Rights define the proper limits of state action. They recognize the areas within which the individual is sovereign, entitled to act on his own judgment, free from interference by his fellow man and by the state. The fundamental right is the right to life. Its expressions are the right to liberty, property, and the pursuit of happiness. As the Declaration states, government is established “to secure these rights.”

To secure them against what? There is only one thing that can deprive a man of his life, liberty, or property: physical force. Only guns, clubs, chains, jails, or some form of nonconsensual physical contact can kill you, injure you, or negate your ability to act on your own judgment. The proper job of government is to protect the individual’s rights by wielding retaliatory force against the force initiated by criminals or foreign aggressors.

The issue with guns is the threat of force. But the threat of force is force. Orders issued at gunpoint are as coercive–as rights-violating–as laying on hands and overpowering you. (All this is explained in more detail in Ayn Rand’s articles “Man’s Rights” and “The Nature of Government.”) The government may use force only against an objective threat of force. Only that constitutes retaliation.

In particular, the government may not descend to the evil of preventive law. The government cannot treat men as guilty until they have proven themselves to be, for the moment, innocent. No law can require the individual to prove that he won’t violate another’s rights, in the absence of evidence that he is going to.

But this is precisely what gun control laws do. Gun control laws use force against the individual in the absence of any specific evidence that he is about to commit a crime. They say to the rational, responsible gun owner: you may not have or carry a gun because others have used them irrationally or irresponsibly. Thus, preventive law sacrifices the rational and responsible to the irrational and irresponsible. This is unjust and intolerable.

The government may coercively intervene only when there is an objective threat that someone is going to use force. The remaining issue is: what constitutes an objective threat?

An objective threat is constituted by specific evidence of a clear and present danger to someone’s person or property. For instance, waving a gun around (“brandishing”) is an objective threat to the individuals in the vicinity. Having a rifle at home in the attic is not. Carrying a concealed pistol is not (until and unless it is drawn). Yes, there are always borderline cases, but rational standards, such as “clear and present danger,” can be set.

Statistics about how often gun-related crimes occur in the population is no evidence against you. That’s collectivist thinking. The choices made by others are irrelevant to the choices that you will make.

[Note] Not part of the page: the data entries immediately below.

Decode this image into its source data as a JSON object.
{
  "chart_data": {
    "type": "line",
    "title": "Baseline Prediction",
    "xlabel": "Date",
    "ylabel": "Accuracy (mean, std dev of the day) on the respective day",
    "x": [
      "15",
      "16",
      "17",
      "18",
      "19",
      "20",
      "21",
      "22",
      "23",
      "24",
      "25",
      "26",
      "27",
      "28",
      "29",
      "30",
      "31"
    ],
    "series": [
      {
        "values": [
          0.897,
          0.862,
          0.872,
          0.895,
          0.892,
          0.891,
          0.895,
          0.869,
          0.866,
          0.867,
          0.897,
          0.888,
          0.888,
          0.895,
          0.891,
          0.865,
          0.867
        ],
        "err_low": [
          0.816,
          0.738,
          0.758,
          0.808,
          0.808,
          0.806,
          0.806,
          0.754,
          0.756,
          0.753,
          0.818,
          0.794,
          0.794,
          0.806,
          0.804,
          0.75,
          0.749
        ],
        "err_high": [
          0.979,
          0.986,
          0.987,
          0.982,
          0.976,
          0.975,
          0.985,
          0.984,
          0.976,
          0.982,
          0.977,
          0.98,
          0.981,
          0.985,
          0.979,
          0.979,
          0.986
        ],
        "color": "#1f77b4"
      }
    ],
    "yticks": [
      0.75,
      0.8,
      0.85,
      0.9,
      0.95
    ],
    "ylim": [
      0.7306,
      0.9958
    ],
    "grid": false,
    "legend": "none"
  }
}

People understand the wrongness of collectivist thinking in other cases. They would indignantly reject the idea that a member of a given racial group is under suspicion because 10 percent of those with his skin color commit crimes. But the individualist approach also applies to gun ownership and concealed carrying of guns: group ratios offer no evidence about what a given individual will do.

The fact that a certain percentage of domestic quarrels end in a shooting is no grounds for saying your ownership of a gun is a threat to the members of your household. Likewise, the fact that there are a certain number of accidental injuries from guns is no justification for regulating or banning the ownership of guns for everyone. And The tragic fact that the psychotic killer at Newtown used a gun to kill school children is zero grounds for disarming teachers and school personnel.

The government may respond only to specific threats, objectively evident. It has no right to initiate force against the innocent. And a gun owner is innocent until specific evidence arises that he is threatening to initiate force.

Laws prohibiting or regulating guns across the board represent the evil  of preventive law and should be abolished.